Donnerstag, Eppingen, Brettener Straße. Ich sitze in einem Holzsessel in einem der beiden Eppinger Modegeschäfte von Oliver Spiess. Es ist gemütlich hier, fast wie in einem Wohnzimmer. Der Laden wurde in den letzten Wochen komplett neu gestaltet, es gibt viel warmes Licht, Sessel, Sofas, eine Kaffeebar – alles in hölzernen und erdigen Tönen gehalten. Vor mir, in der Ecke eines samtblauen Sofas, sitzt Ladeninhaber und Gründer der beiden Modehäuser, Oliver Spiess. Seine entspannte Pose mit offenen Armen soll zwar Gelassenheit ausdrücken, doch auf den ersten Blick fällt auf – das Visier ist nach unten geklappt. Auf meine Frage hin wie es ihm geht, kommt ein rasiermesserscharfes “Mir persönlich geht’s gut, warum soll es mir auch nicht gut gehen? Alle sind gesund, das Wetter ist schön”.

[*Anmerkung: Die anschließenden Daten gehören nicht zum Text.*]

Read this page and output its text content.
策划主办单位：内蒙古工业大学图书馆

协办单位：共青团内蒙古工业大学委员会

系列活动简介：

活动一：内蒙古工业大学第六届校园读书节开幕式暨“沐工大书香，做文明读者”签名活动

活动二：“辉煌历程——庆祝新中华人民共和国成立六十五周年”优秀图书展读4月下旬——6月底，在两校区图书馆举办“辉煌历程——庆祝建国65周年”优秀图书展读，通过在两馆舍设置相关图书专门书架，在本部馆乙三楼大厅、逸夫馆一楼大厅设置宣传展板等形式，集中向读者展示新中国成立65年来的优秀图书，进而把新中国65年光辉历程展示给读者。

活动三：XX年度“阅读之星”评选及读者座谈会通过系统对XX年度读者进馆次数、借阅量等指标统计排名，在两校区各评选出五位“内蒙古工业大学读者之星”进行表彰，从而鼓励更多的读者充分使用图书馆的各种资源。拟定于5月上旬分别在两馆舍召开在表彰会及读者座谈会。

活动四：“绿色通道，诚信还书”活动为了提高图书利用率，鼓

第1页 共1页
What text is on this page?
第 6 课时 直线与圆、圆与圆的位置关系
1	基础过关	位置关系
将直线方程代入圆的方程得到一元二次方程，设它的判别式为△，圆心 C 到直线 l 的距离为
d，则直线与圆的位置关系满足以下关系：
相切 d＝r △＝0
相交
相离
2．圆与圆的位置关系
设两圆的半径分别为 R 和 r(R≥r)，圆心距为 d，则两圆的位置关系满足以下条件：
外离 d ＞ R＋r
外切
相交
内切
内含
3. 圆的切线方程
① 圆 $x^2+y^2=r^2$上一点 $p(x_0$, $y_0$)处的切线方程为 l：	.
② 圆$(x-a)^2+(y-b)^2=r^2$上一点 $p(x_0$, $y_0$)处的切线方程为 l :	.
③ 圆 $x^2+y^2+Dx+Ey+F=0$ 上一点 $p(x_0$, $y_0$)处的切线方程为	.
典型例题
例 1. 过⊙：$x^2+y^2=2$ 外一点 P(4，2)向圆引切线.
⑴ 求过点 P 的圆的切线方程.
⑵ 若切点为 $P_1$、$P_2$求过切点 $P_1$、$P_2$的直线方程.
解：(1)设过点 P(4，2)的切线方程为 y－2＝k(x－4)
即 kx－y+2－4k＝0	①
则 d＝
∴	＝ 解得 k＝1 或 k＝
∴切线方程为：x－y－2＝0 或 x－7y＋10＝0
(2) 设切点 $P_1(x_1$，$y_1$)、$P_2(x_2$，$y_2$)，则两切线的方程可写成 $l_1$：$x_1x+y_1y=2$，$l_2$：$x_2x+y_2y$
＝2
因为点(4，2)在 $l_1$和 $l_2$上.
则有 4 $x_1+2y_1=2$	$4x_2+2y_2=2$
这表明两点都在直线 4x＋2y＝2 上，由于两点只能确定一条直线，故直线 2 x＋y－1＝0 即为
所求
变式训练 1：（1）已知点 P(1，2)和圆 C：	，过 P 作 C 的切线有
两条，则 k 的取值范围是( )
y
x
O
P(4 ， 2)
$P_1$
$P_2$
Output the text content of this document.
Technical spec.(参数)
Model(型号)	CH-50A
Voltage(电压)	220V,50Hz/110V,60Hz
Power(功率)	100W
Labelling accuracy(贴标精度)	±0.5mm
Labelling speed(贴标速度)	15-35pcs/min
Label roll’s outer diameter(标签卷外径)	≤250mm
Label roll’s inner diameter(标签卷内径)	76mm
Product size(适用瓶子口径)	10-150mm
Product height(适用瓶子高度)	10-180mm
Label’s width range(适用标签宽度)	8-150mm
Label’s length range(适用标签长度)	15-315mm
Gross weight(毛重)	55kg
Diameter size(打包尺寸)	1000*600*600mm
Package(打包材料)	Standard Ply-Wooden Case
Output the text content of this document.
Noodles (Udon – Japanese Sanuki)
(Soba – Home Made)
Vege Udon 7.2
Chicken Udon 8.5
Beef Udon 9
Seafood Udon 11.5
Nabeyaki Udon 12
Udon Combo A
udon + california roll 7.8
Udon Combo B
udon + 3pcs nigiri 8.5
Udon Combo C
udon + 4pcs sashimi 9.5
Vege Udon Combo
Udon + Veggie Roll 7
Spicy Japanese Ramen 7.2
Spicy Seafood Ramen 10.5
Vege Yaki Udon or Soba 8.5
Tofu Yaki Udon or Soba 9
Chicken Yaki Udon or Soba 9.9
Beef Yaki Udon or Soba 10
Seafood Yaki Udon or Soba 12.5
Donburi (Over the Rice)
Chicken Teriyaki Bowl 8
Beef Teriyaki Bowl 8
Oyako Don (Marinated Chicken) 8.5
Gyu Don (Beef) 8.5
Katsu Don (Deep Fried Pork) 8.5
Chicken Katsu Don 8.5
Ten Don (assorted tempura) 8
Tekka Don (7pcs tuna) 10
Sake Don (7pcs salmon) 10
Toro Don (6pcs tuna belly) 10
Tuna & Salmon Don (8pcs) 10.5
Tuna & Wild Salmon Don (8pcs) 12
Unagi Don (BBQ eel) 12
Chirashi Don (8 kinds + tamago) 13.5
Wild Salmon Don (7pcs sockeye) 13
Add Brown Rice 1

Dass meine Frage darauf nicht abzielte weiß ich und Oliver Spiess weiß es auch, daher präzisiere ich: “Wie geht es Ihnen beruflich?” Jetzt blitzen die Augen des erfahrenen Geschäftsmannes sichtlich und offenbaren, wie sehr ihn die derzeitige Situation frustet und nicht zuletzt wütend macht. “Geschäftlich kommen einem die Tränen” sagt er und fasst jene Ungerechtigkeiten in knappen Sätzen zusammen, die so viele Ladeninhaber überall im Land derzeit umtreiben. Während nämlich Fachgeschäfte wie die von Oliver Spiess, dem Schreibwarenhändler oder dem Spielwarenhändler auf der anderen Straßenseite derzeit von Gesetz wegen schließen müssen, dürfen nur wenige Kilometer weiter große Filialisten und Verbrauchermärkte munter weitermachen und genau jenes Sortiment anbieten, das nun den Kleinen unter den Händen verfällt. Während es die Blumenhändler zurecht geschafft haben die Verderblichkeit und die Kurzlebigkeit ihrer Ware allgemeinverständlich zu demonstrieren und so aus dem Schatten des Lockdown herauszutreten, hat es ein Modehändler wie Oliver Spiess hier ungemein schwerer. Seine Ware verdirbt zwar nicht im eigentlichen Sinne, weil Mode aber ein extrem kurzlebiges und saisonales Geschäft ist, wird eine Kollektion nach Ablauf einer solchen Saison faktisch wertlos. “Es muss mir mal ein Mensch erklären, wo da Gerechtigkeit ist” fragt mich Oliver Spiess – eine Frage, auf die ich keine Antwort habe-

So türmten sich in seinen Lagern bis zuletzt unzählige Kleidungsstücke der scheidenden Wintersaison 2020/2021, die er nun zu einem deprimierend kleinen Bruchteil des Einkaufspreises an Aufkäufer aus dem Osten abtreten muss. Als ob die Verluste aus diesem Geschäft nicht schon groß genug wären, ist Oliver Spiess zudem verpflichtet jedes einzelne Kleidungsstück zu registrieren und für den Gesetzgeber Verkauf und Transport zu dokumentieren. Tatsächlich schuldet er den Behörden eine Nachweis über das sprichwörtlich letzte Hemd, jedes Paar Socken und jede Unterhose die sein Lager verlassen. Der staatlichen Unterstützung der Unternehmer in der Corona-Krise stellt Oliver Spiess ohnehin kein allzu gutes Zeugnis aus. “Das ist komplett theoretisch, da sind keine Praktiker am Werk” fasst er grimmig zusammen und führt aus: “Mit den Hilfsgeldern kann man vielleicht einen Teil der Miete bezahlen, aber was bleibt denn zum Leben übrig? Dahinter stehen doch Menschen die leben müssen, ihre Angestellten, ihre Familien..? Darüber spricht und berichtet kein Mensch!”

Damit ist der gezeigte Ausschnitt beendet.